Acute Respiratory Distress Syndrome

BALF

Broncho-Alveolar Lavage Fluid

CD

Cluster of Differentiation

COVID-19

COronaVIrus Disease 2019

HGF

Hepatocyte Growth Factor

ICU

Intensive Care Unit

IFN-γ

Interferon γ

IL-4

Interleukin 4

IL-6

Interleukin 6

IL-10

Interleukin 10

MerTK

Myeloid-epithelial-reproductive Tyrosine Kinase

MMP

Matrix Metallo-Proteinase

mRNA

messenger RiboNucleic Acid

PPAR-γ

Peroxisome Proliferator-Activated Receptor-γ

SARS-CoV-2

Severe Acute Respiratory Syndrome CoronaVirus 2

TGF-β

Transforming Growth Factor-β

1. INTRODUCTION

Severe forms of coronavirus disease 2019 (COVID-19) are mainly marked by an acute respiratory distress syndrome (ARDS), which presents several particularities compared with ARDS caused by other factors. Among them is the delayed onset of COVID-19 ARDS beyond the usual 7-day period [1], which suggests a double-hit lung injury mechanism, in which an inappropriate and exacerbated immune response has certainly occurred. Most critically ill patients develop a hyperinflammatory phenotype [2,3], sometime called “cytokine storm”, and the survival of these patients has improved with anti-inflammatory treatments such as dexamethasone or tocilizumab (an anti-interleukin [IL]-6 receptor) [4]. Monocytes and macrophages are particularly abundant in lungs with COVID-19 ARDS [5] and are key players in inflammatory syndrome.
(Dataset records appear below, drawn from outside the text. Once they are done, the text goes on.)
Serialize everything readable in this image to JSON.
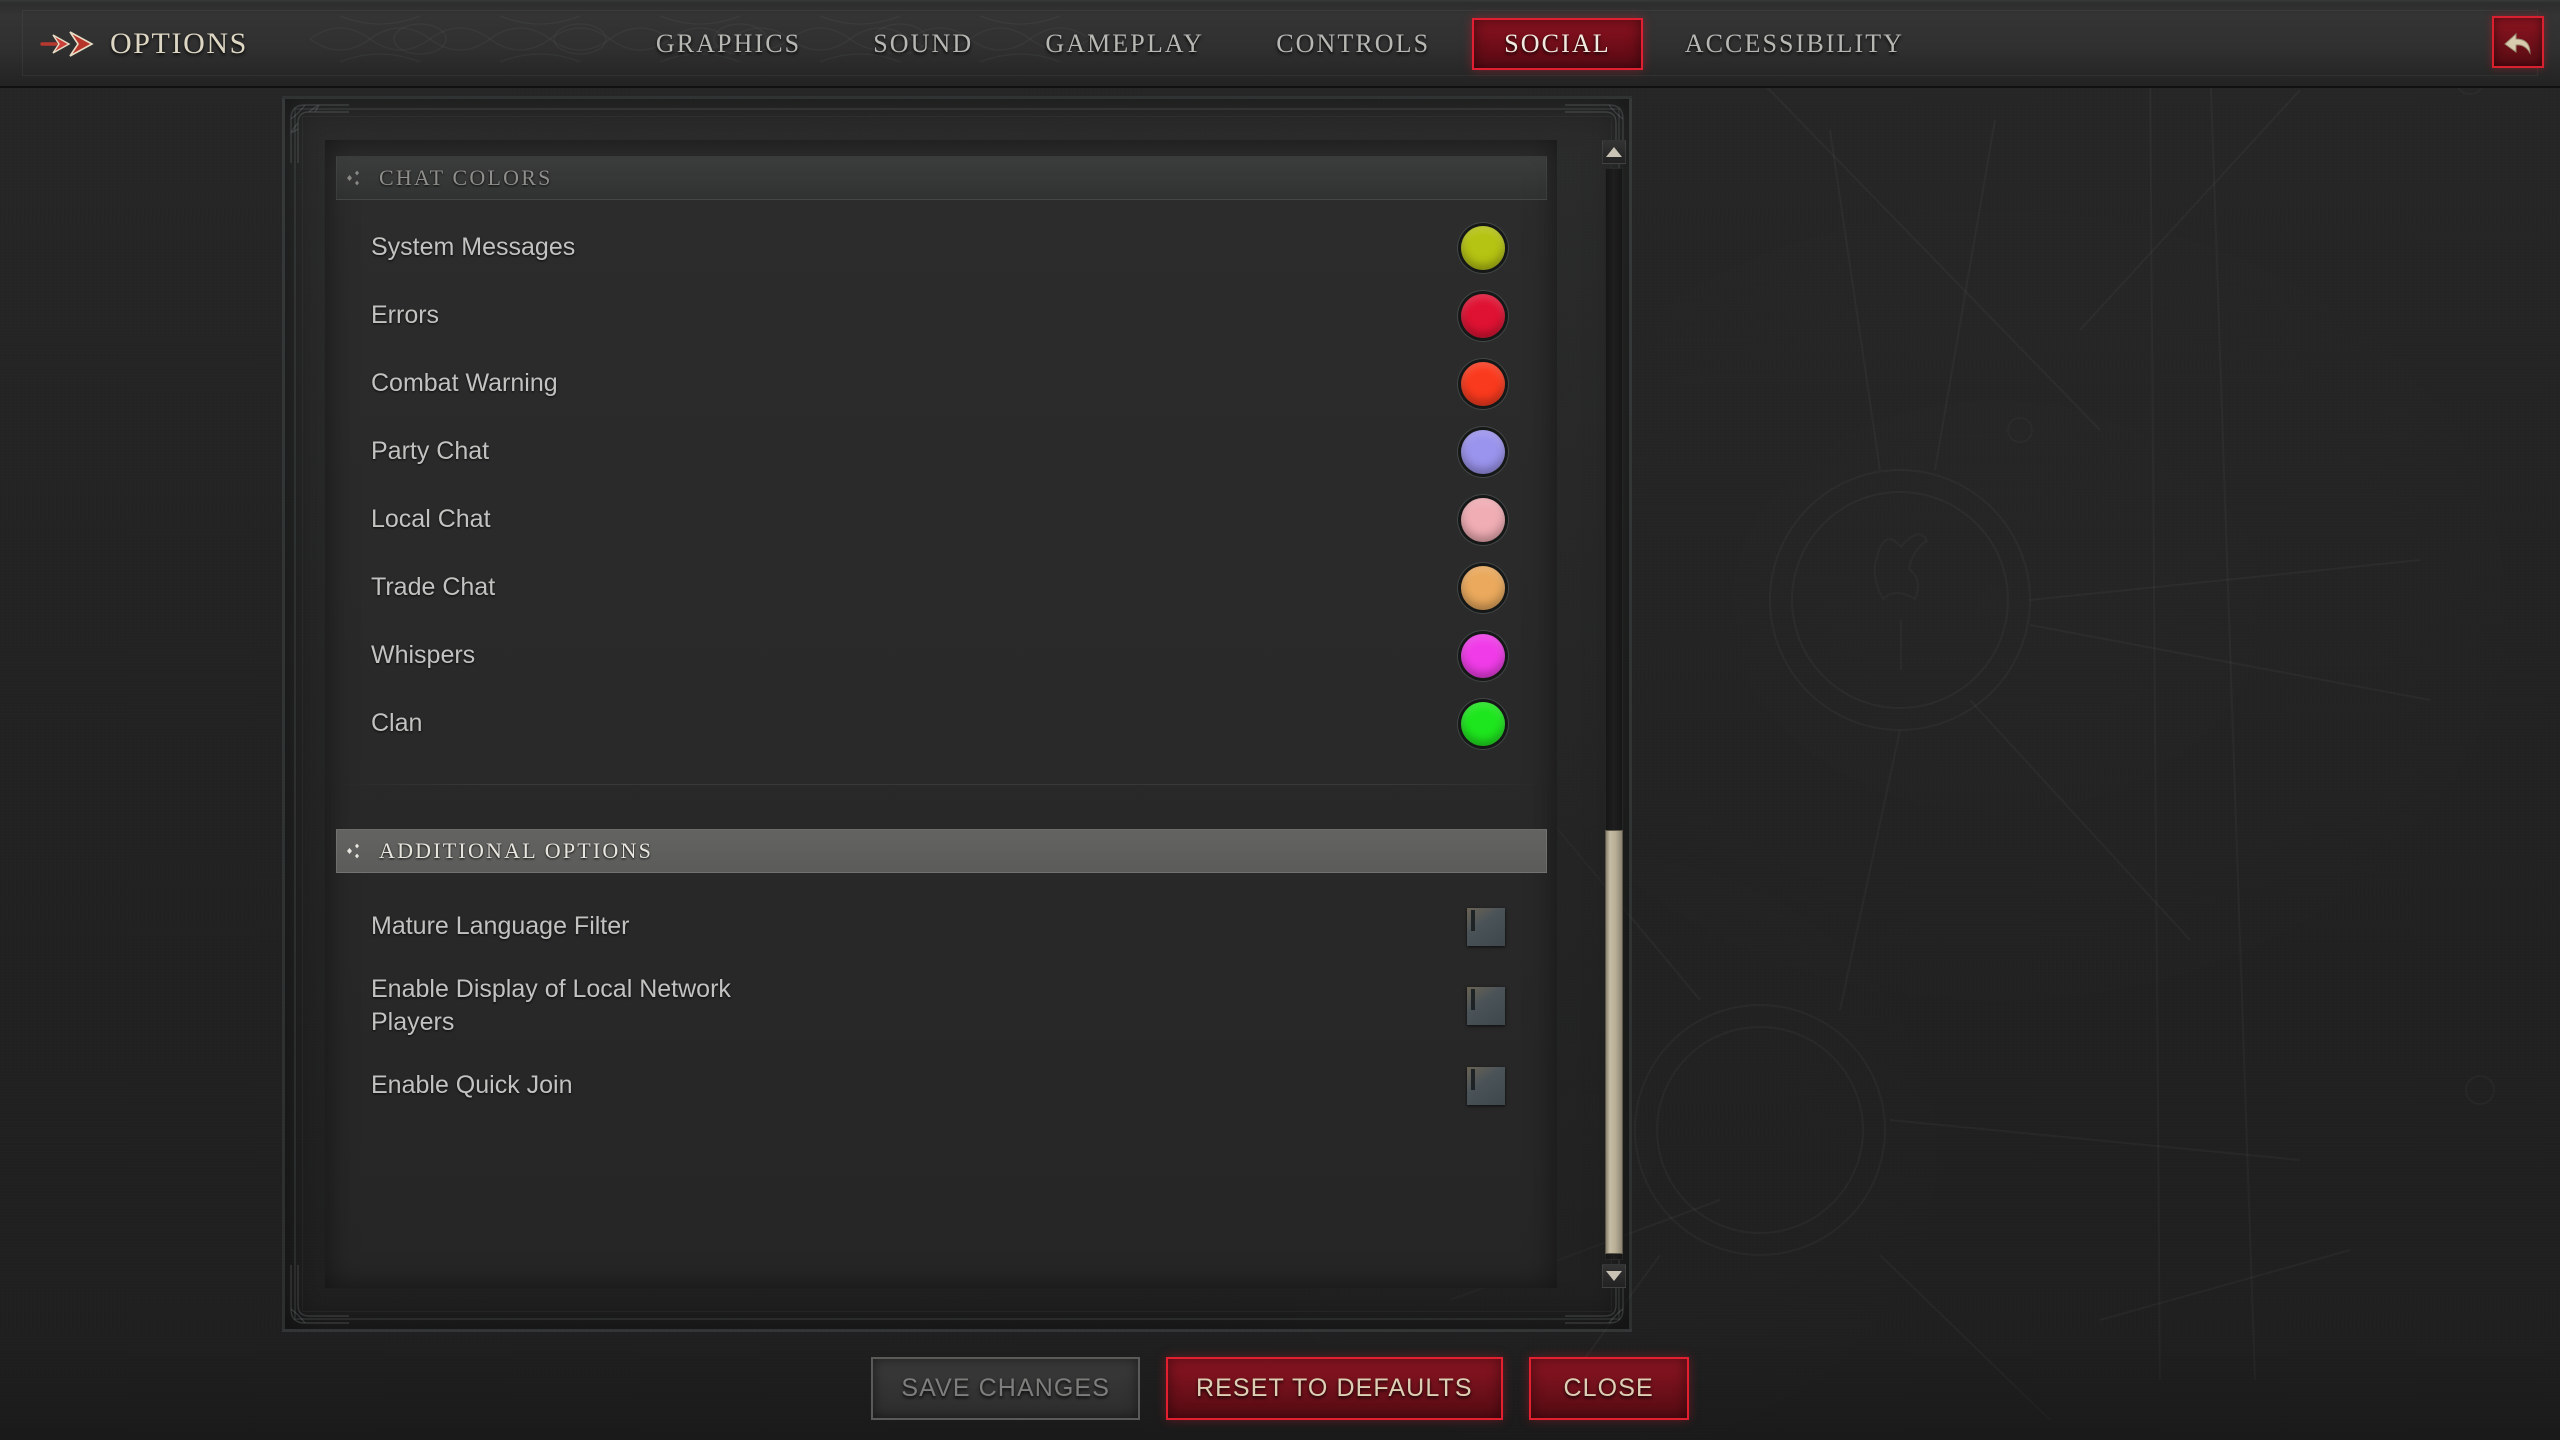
{
  "header": {
    "title": "OPTIONS",
    "arrow_icon": "double-arrow-icon",
    "back_icon": "back-arrow-icon",
    "tabs": [
      {
        "label": "GRAPHICS",
        "active": false
      },
      {
        "label": "SOUND",
        "active": false
      },
      {
        "label": "GAMEPLAY",
        "active": false
      },
      {
        "label": "CONTROLS",
        "active": false
      },
      {
        "label": "SOCIAL",
        "active": true
      },
      {
        "label": "ACCESSIBILITY",
        "active": false
      }
    ]
  },
  "sections": [
    {
      "title": "CHAT COLORS",
      "icon": "diamond-cluster-icon",
      "highlighted": false,
      "rows": [
        {
          "label": "System Messages",
          "type": "swatch",
          "color": "#b5c312"
        },
        {
          "label": "Errors",
          "type": "swatch",
          "color": "#e01233"
        },
        {
          "label": "Combat Warning",
          "type": "swatch",
          "color": "#fa3a1e"
        },
        {
          "label": "Party Chat",
          "type": "swatch",
          "color": "#9b94ee"
        },
        {
          "label": "Local Chat",
          "type": "swatch",
          "color": "#f0adb4"
        },
        {
          "label": "Trade Chat",
          "type": "swatch",
          "color": "#eaa95c"
        },
        {
          "label": "Whispers",
          "type": "swatch",
          "color": "#f03ce8"
        },
        {
          "label": "Clan",
          "type": "swatch",
          "color": "#1ee61e"
        }
      ]
    },
    {
      "title": "ADDITIONAL OPTIONS",
      "icon": "diamond-cluster-icon",
      "highlighted": true,
      "rows": [
        {
          "label": "Mature Language Filter",
          "type": "checkbox",
          "checked": false
        },
        {
          "label": "Enable Display of Local Network Players",
          "type": "checkbox",
          "checked": true
        },
        {
          "label": "Enable Quick Join",
          "type": "checkbox",
          "checked": true
        }
      ]
    }
  ],
  "scrollbar": {
    "up_icon": "chevron-up-icon",
    "down_icon": "chevron-down-icon",
    "thumb_top_pct": 60,
    "thumb_height_pct": 37
  },
  "footer": {
    "buttons": [
      {
        "label": "SAVE CHANGES",
        "style": "disabled"
      },
      {
        "label": "RESET TO DEFAULTS",
        "style": "danger"
      },
      {
        "label": "CLOSE",
        "style": "danger"
      }
    ]
  },
  "theme": {
    "accent_red": "#e01f32",
    "accent_red_fill": "#6e0d18",
    "tan": "#dccfb4",
    "text": "#c2c2c0",
    "panel_bg": "#292929"
  }
}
Macrophages are plastic cells that can modify their activation profile depending on their micro-environment during the so-called “polarization” process. Along these lines, macrophages may play a pivotal role both in promoting early inflammation through a classical M1 inflammatory polarization, and in subsequent tissue repair and inflammation resolution through an alternative M2 polarization. M2 pro-fibrotic macrophages may also be involved in excessive and prolonged fibroproliferation, whose clinical expressions, such as organizing pneumonia, scarring, and pulmonary fibrosis, are observed in a higher proportion in COVID-19 than in non-COVID ARDS [6].
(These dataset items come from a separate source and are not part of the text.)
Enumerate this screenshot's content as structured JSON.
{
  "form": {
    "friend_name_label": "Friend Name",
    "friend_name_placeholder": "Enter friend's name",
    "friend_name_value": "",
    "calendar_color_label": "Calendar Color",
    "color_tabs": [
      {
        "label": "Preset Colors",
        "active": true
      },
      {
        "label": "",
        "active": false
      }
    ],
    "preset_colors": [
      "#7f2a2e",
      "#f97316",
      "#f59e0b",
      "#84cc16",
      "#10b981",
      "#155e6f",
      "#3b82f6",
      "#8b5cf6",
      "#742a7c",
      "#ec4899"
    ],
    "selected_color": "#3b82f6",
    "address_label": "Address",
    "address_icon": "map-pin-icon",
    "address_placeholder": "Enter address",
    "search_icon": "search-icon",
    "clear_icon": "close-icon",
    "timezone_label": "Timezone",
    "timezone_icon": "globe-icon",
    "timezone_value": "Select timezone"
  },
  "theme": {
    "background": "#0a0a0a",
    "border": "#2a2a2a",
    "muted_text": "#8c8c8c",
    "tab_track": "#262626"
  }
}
We aimed to determine the modulation of normal human macrophage polarization by the alveolar environment of human COVID-19 ARDS.

2. MATERIAL AND METHODS

2.1. Ethics

This study was approved by the French Anesthesiology and Critical Care Medicine ethics committee (CERAR, approval number: 00010254-2022-019) on February 18, 2022. All procedures followed the ethical standards on human experimentation of the ethical committee and the Helsinki Declaration of 1975. According to French law and due to the non-interventional design of the study, the patient's consent was waived [7].

2.2. Population

The remaining fluids from broncho-alveolar lavage (BAL) performed by the attending physician as routine care to confirm a clinical suspicion of pneumonia were used in this study. BAL fluids (BALF) from six patients with early COVID-19 ARDS (i.e., sampled in the first week following intensive care unit [ICU] admission and tracheal intubation), six patients with late COVID-19 ARDS (i.e., sampled after the first week following ICU admission and tracheal intubation), and six patients with early moderate COVID-19 (i.e., sampled within the first week following admission into the medical ward and oxygen delivery onset), in which all patients had no confirmed pneumonia, were used. All the patients with ARDS were hospitalized in the medical or surgical ICU of Saint-Antoine University Hospital (Paris, France) and all patients with moderate COVID-19 were hospitalized in the medical wards of Tenon University Hospital (Paris, France). Demographic data, results of arterial blood gases, and patient's outcomes were anonymously collected (Supplementary Table 1).

Peripheral blood monocytes were isolated from residual cell pellets that were available after blood cytapheresis was performed in healthy platelet donors (n=6). Apheresis residual cell pellets were obtained from the local site of the National Blood Service.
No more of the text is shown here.